Das Bemühen um eine konstante Konzentration ist richtig Arbeit. Mit „einfach hinsetzen und nichts tun“ ist es nicht getan. In Folge 3 habe ich ein paar Konzentrationsmethoden beschrieben.
So führt uns andauernde Konzentration hin zur sogenannten Einpünktigkeit. Dabei bleibt die gesamte Aufmerksamkeit über einen längeren Zeitraum (meiner Erfahrung nach mindestens 10 Minuten) aufrecht. Nichts anders hat mehr Raum, alles ist zu einem einzigen Punkt verdichtet und dann, …
Dann geschieht es.

Dhyana

Von einem Moment auf den anderen fällt sämtliche Anstrengung weg. Das Bemühen um Konzentration verschwindet einfach, ist nicht mehr nötig. Es hat seinen Zweck erfüllt und wird nicht mehr benötigt. An seiner Stelle ist plötzlich Raum und Weite, das genaue Gegenteil von Konzentration. Es ist sehr still und da sich die Wahrnehmung verändert hat, scheint die Zeit still zu stehen. Du bist klar und präsent, so, als wärst du gerade innerhalb des Wachseins noch einmal aufgewacht.

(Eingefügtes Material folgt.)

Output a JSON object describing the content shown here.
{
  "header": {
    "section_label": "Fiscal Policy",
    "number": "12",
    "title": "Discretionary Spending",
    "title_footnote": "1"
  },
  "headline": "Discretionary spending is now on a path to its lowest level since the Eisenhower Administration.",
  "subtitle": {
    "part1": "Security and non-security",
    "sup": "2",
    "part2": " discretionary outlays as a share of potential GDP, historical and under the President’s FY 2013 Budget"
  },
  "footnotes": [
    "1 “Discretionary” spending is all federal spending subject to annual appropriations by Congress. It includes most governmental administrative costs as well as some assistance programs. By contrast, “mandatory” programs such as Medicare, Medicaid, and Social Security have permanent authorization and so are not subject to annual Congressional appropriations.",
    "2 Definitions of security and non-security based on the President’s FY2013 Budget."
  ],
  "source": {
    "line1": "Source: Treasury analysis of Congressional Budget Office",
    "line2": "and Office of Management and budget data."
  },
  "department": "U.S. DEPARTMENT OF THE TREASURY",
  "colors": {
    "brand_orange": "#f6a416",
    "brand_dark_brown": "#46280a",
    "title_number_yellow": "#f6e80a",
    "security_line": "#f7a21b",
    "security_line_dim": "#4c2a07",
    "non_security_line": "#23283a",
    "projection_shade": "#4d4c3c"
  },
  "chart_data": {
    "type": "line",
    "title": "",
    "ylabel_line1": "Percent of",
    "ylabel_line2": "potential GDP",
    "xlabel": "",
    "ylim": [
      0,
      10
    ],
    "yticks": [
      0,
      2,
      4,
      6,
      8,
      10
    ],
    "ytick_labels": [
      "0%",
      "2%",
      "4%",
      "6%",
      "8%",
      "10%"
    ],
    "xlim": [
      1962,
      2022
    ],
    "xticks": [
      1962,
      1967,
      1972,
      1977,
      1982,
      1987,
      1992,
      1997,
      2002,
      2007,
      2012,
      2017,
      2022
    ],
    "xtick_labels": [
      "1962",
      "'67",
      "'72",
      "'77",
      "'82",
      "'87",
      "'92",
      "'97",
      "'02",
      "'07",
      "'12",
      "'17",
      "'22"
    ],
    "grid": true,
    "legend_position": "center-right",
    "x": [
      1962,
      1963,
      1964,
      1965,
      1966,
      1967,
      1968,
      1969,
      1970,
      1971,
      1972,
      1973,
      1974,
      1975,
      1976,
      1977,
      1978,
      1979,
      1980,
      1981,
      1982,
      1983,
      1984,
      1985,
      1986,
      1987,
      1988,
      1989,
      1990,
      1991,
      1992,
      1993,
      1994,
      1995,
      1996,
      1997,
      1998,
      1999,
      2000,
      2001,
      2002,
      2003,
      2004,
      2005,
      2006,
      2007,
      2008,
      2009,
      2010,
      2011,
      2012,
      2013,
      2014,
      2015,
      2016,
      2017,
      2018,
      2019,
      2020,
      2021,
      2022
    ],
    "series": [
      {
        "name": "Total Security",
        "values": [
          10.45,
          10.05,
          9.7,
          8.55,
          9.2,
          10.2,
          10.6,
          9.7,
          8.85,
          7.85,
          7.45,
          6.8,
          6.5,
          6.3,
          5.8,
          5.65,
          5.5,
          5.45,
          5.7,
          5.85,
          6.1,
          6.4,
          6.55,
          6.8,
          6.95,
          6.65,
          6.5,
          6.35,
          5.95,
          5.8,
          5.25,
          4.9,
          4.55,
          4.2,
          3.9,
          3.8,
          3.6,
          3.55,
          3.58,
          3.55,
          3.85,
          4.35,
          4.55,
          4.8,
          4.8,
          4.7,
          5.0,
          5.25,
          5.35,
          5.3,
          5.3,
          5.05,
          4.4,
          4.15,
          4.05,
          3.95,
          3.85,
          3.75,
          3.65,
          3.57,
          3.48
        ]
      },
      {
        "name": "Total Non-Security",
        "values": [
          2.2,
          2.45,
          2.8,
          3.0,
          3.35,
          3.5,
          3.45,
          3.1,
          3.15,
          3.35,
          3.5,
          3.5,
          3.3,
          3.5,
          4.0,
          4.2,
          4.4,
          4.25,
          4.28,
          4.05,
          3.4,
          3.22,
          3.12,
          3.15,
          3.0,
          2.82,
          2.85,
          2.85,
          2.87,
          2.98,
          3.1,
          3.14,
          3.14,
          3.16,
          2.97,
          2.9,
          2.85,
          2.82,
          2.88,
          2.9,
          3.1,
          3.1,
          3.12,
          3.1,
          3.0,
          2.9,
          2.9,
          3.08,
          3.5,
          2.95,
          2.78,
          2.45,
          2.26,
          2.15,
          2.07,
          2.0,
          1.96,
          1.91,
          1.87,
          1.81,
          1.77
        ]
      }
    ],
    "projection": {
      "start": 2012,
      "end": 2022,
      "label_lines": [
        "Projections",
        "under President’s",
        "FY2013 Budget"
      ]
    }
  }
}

Dhyana ist die vorletzte der acht Stufen (Ashtanga) des Raja Yoga.
Alle spirituellen Erfahrungen, die mit Wahrnehmungen von Licht, von Klängen, von Gefühlen verbunden sind, sind auf der Dhyana-Ebene angesiedelt. Das Bewusstsein ist erweitert und wir dehnen uns zum Göttlichen hin aus oder umgekehrt, das Göttliche kommt zu uns herab, wir werden zum Kanal dieses Göttlichen und es fließt durch uns hindurch.

Samadhi

Auch Samadhi kann noch unterteilt werden, in Savikalpa- und Nirvikalpasamadhi:
Savikalpa ist schwierig zu übersetzen. Es bedeutet, ich bin noch da und weiß, ich erlebe die Erfahrung der Einheit, es ist jemand da, der diese Erfahrung bewusst wahrnimmt. Aber es sind keine Worte, Bilder, Gefühle mehr da. Hier ist noch Dualitätsbewusstsein vorhanden.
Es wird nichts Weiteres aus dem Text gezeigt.